Figure 2 - Taux de change et taux directeur de l'Argentine
Vu la relation déjà tendue qu'entretient l'Argentine avec le FMI, solliciter l'accord de confirmation et accepter des conditions quantitatives spécifiques (comme les objectifs en matière de déficit) constitue une décision politique risquée. Idéalement, les conditions reprises dans les négociations en cours seront toutefois en phase avec les réformes actuelles du gouvernement et pourront simplement servir de mécanisme de renforcement. Depuis son arrivée, l'administration de Macri a en fait supprimé les contrôles des capitaux, réformé le bureau des statistiques, défini un cadre de politique monétaire axé sur l'inflation et établi les objectifs nécessaires (quoique progressifs) en matière de consolidation budgétaire. Lors de la dernière consultation au titre de l'Article IV avec l'Argentine, le FMI a loué les autorités pour ces réformes, un sentiment partagé, la semaine dernière, par la directrice du FMI, Christine Lagarde.

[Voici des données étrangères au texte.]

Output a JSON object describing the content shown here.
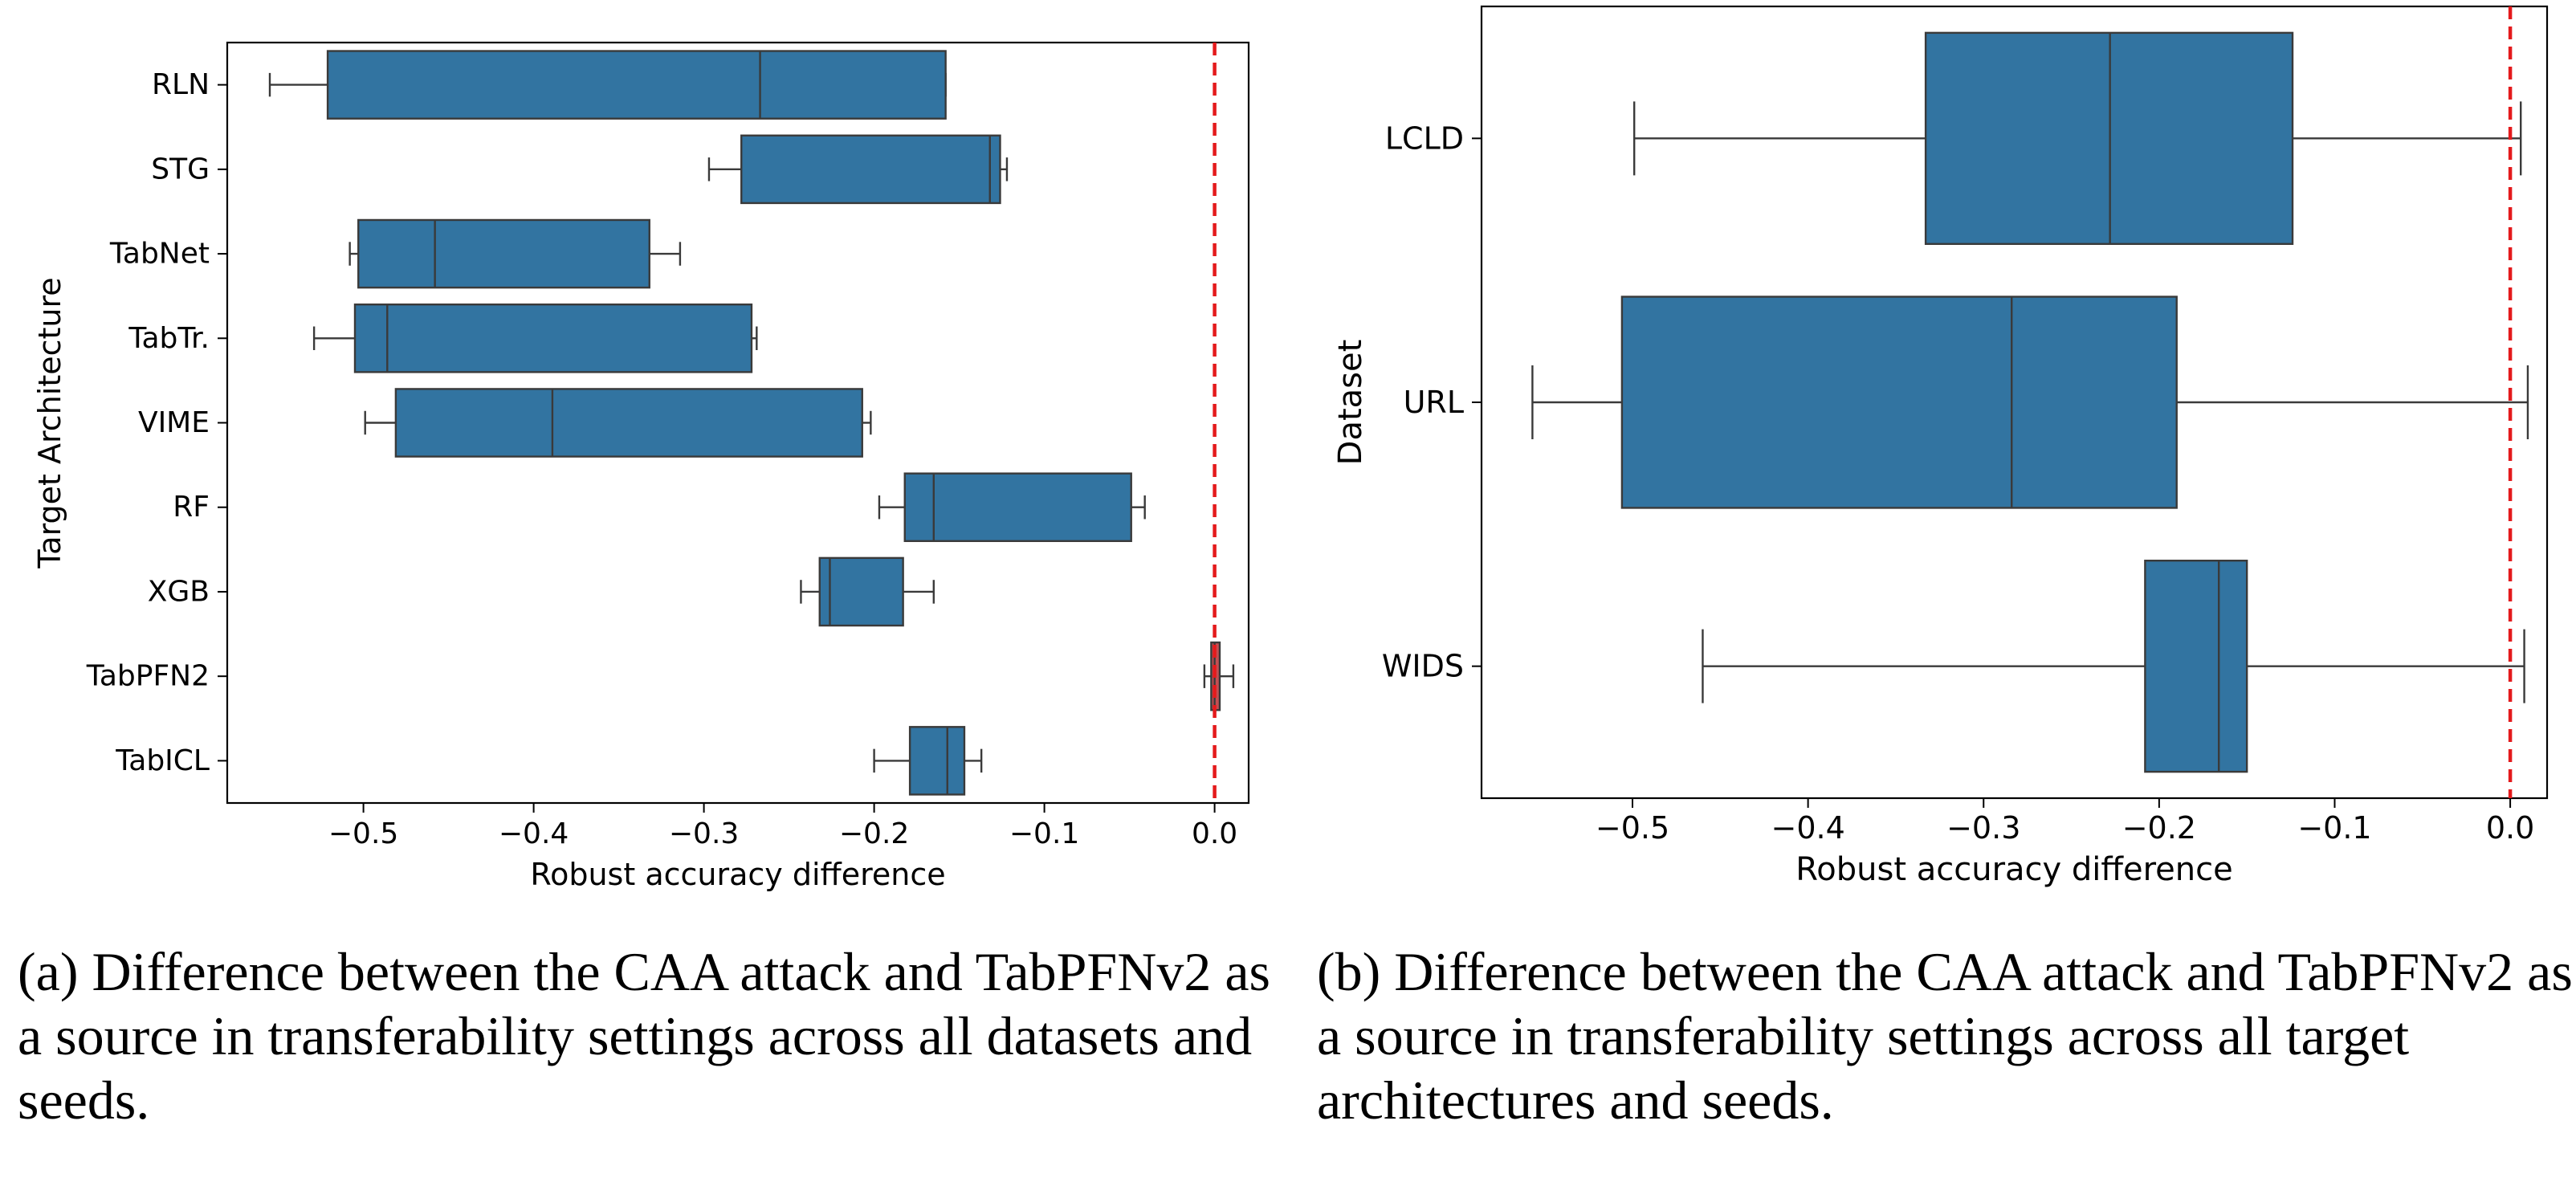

Les marchés sont clairement effrayés par la perspective selon laquelle des développements défavorables pourraient entraver l'approche progressive de Macri visant à corriger les déséquilibres argentins. Le financement du déficit budgétaire par des prêts externes ne constitue pas une solution à long terme, surtout dès lors que le taux d'intérêt mondial augmente et que l'Argentine est ainsi considérée relativement moins attrayante par les investisseurs. Alors que l'Argentine se soustrait peu à peu de sa dépendance au financement externe, la confiance des investisseurs reste toutefois cruciale pour maintenir le pays sur le chemin des réformes. Un accord de confirmation du FMI serait de nature à renforcer la confiance des investisseurs et simultanément à ancrer les réformes de Macri. Une consolidation plus abrupte de la situation budgétaire pourrait néanmoins paralyser la reprise économique précaire de l'Argentine, nuire à la popularité du Président Macri et compromettre le soutien à son programme de réformes économiques. En revanche, si l'accord de confirmation est bien réglementé, il peut constituer un pas important vers une renaissance à long terme réussie de l'économie argentine.